Who Tests the Testers? Systematic Enumeration and Coverage Audit of LLM Agent Tool Call Safety

A team of researchers has introduced SafeAudit, a new framework designed to audit the test suites used to evaluate the safety of Large Language Model (LLM) agents. As AI agents increasingly move beyond text generation to take actions through external tools (like APIs), their safety depends on these complex tool-call workflows. The paper, "Who Tests the Testers? Systematic Enumeration and Coverage Audit of LLM Agent Tool Call Safety," argues that while benchmarks exist, their completeness is unknown. SafeAudit addresses this by using an LLM-based enumerator to systematically generate a vast range of potential test cases, covering diverse user scenarios and valid tool-call sequences.

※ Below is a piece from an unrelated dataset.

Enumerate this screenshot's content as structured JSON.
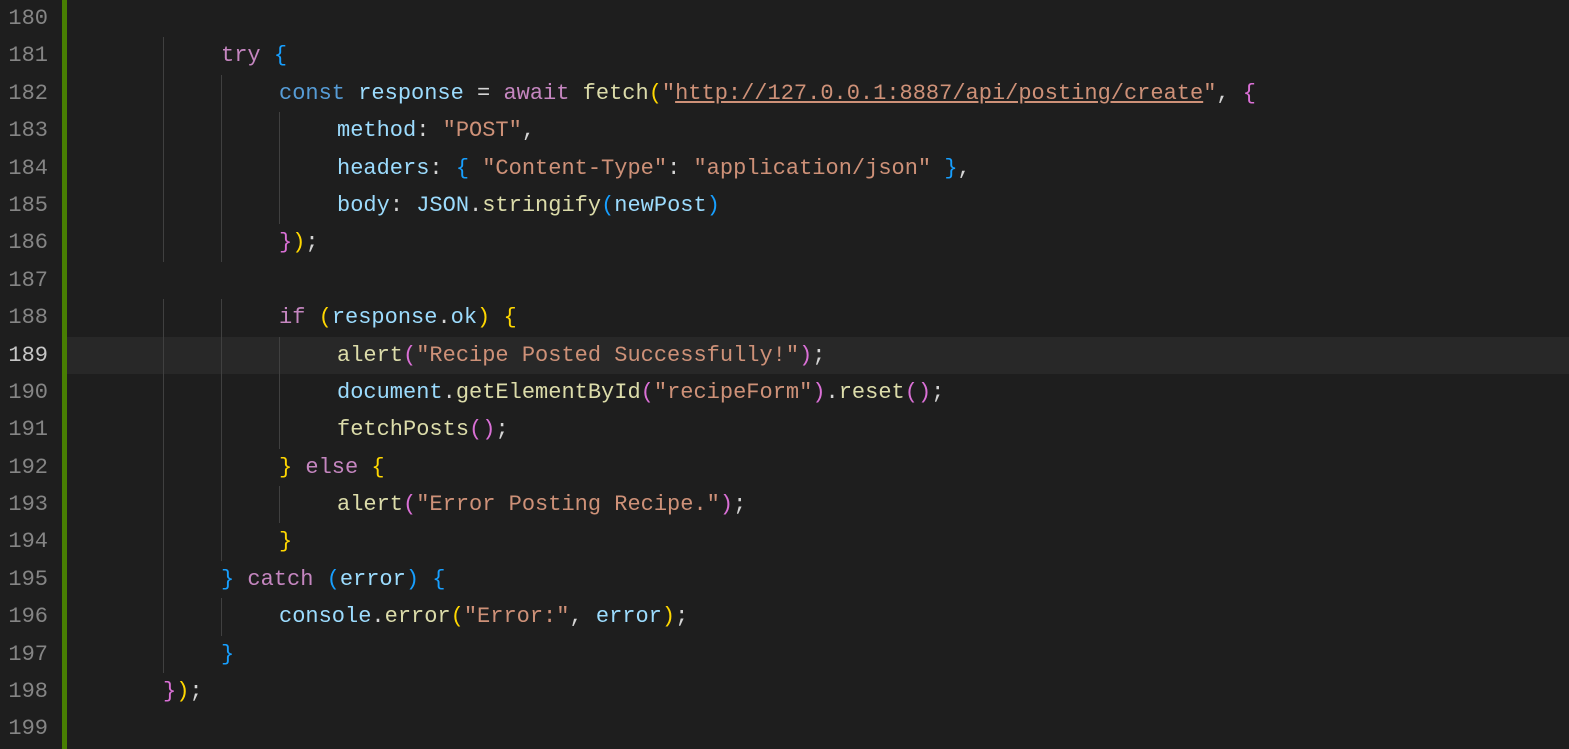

The framework's second key innovation is a quantitative metric called "rule-resistance." This metric distills the implicit safety rules from existing benchmarks and then identifies unsafe interaction patterns that those rules fail to cover. When applied across 3 popular benchmarks and 12 different agent environments, SafeAudit consistently uncovered a significant residual risk: more than 20% of unsafe behaviors were missed by the original test suites. The coverage of these hidden risks grew monotonically as the testing budget increased, proving the benchmarks were incomplete. The findings make a compelling case for "meta-auditing"—testing the tests themselves—as a necessary complement to standard benchmark-based evaluations for agentic AI.